Newly sheared fleece, 2007
I decided that I would save a fleece or two this year, and that I would do something with the wool. Why would something so natural be so intimidating for me? I have six sheep, abundant suppliers of wool right outside my door. They have to be sheared every Spring, so finding something to do with the fleecy wool makes perfect sense. It's logical. Eco-logical. Thrifty. Green. It's so me, but it's so not! I see myself as non-artsy, and not very visually creative. I've never been very good at Arts & Crafts kinds of projects. I've always viewed them as delicate and requiring finesse, where I am, by nature, more prone to activities that take more physicality and even brute force. And I really dislike the feelings that come along with being "not very good" at something... Uh-oh! An epiphany. Time to ditch my old and untrue belief that if I can't do something well, I shouldn't do it at all.

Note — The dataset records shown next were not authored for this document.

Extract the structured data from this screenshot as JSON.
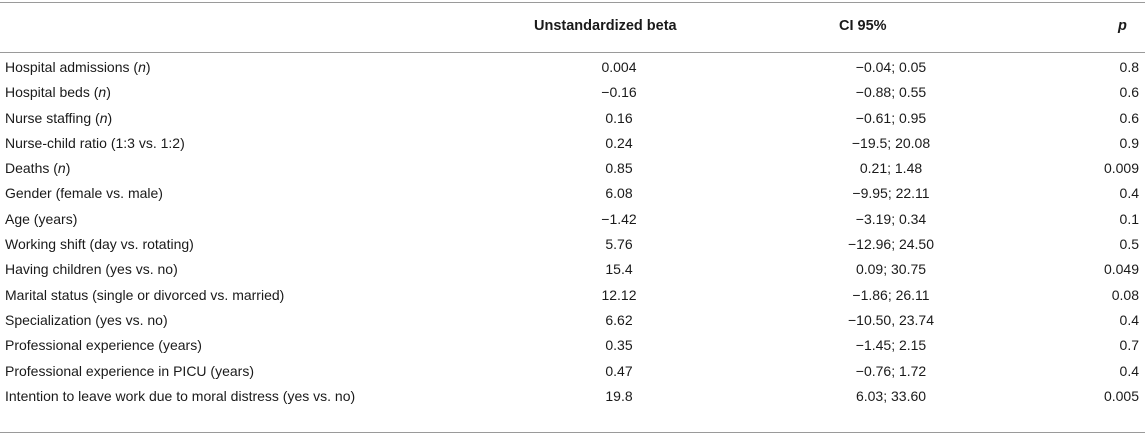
{
  "table": {
    "headers": {
      "variable": "",
      "beta": "Unstandardized beta",
      "ci": "CI 95%",
      "p": "p"
    },
    "rows": [
      {
        "label": "Hospital admissions",
        "italic": "n",
        "beta": "0.004",
        "ci": "−0.04; 0.05",
        "p": "0.8"
      },
      {
        "label": "Hospital beds",
        "italic": "n",
        "beta": "−0.16",
        "ci": "−0.88; 0.55",
        "p": "0.6"
      },
      {
        "label": "Nurse staffing",
        "italic": "n",
        "beta": "0.16",
        "ci": "−0.61; 0.95",
        "p": "0.6"
      },
      {
        "label": "Nurse-child ratio (1:3 vs. 1:2)",
        "italic": "",
        "beta": "0.24",
        "ci": "−19.5; 20.08",
        "p": "0.9"
      },
      {
        "label": "Deaths",
        "italic": "n",
        "beta": "0.85",
        "ci": "0.21; 1.48",
        "p": "0.009"
      },
      {
        "label": "Gender (female vs. male)",
        "italic": "",
        "beta": "6.08",
        "ci": "−9.95; 22.11",
        "p": "0.4"
      },
      {
        "label": "Age (years)",
        "italic": "",
        "beta": "−1.42",
        "ci": "−3.19; 0.34",
        "p": "0.1"
      },
      {
        "label": "Working shift (day vs. rotating)",
        "italic": "",
        "beta": "5.76",
        "ci": "−12.96; 24.50",
        "p": "0.5"
      },
      {
        "label": "Having children (yes vs. no)",
        "italic": "",
        "beta": "15.4",
        "ci": "0.09; 30.75",
        "p": "0.049"
      },
      {
        "label": "Marital status (single or divorced vs. married)",
        "italic": "",
        "beta": "12.12",
        "ci": "−1.86; 26.11",
        "p": "0.08"
      },
      {
        "label": "Specialization (yes vs. no)",
        "italic": "",
        "beta": "6.62",
        "ci": "−10.50, 23.74",
        "p": "0.4"
      },
      {
        "label": "Professional experience (years)",
        "italic": "",
        "beta": "0.35",
        "ci": "−1.45; 2.15",
        "p": "0.7"
      },
      {
        "label": "Professional experience in PICU (years)",
        "italic": "",
        "beta": "0.47",
        "ci": "−0.76; 1.72",
        "p": "0.4"
      },
      {
        "label": "Intention to leave work due to moral distress (yes vs. no)",
        "italic": "",
        "beta": "19.8",
        "ci": "6.03; 33.60",
        "p": "0.005"
      }
    ]
  }
}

So... A bag full of wool stood in a corner of the garage for a month while I noodled and brainstormed with friends. Sherry brought me a book on wool "felting." I browsed through, looking at the pictures of project ideas and techniques, and judged felting to be "more burly" than spinning the wool and knitting with it: perfect!

But the wool sheared from my very-dirty vineyard-grazing sheep does not come already cleaned, skirted, carded, dyed, and ready to make felt. These things I would have to figure out on my own. Google was dispatched to my rescue, and I got the basic how-to's of skirting (trimming away the wool sheared from the rear end, legs and belly because it's too full of manure to use) and hand-washing the wool. This morning I spread out a tarp on the driveway, put a single wool fleece on top, skirted and pulled out big thorns and dirt clods, and then double-washed and double-rinsed the wool in two grape picking bins.


I re-purposed the bench above and a clothes drying rack to hang the clean wool outside to air dry. I still have another fleece to clean, but I am feeling just a little bit proud of having taken the first steps. Next up will be figuring out the dye process and carding, although I'm not sure of the order in which I take those two steps! Who knew, when I said I do, that someday I would (1) have the courage to identify and understand an old fear and (2) get past that fear and get "crafty"?! 


Once again, I'm drawn back to the quote I inserted in my blogpost from mid-February: "In the beginner's mind there are many possibilities; in the expert's mind there are few." Zen master, Shunryu Suzuki.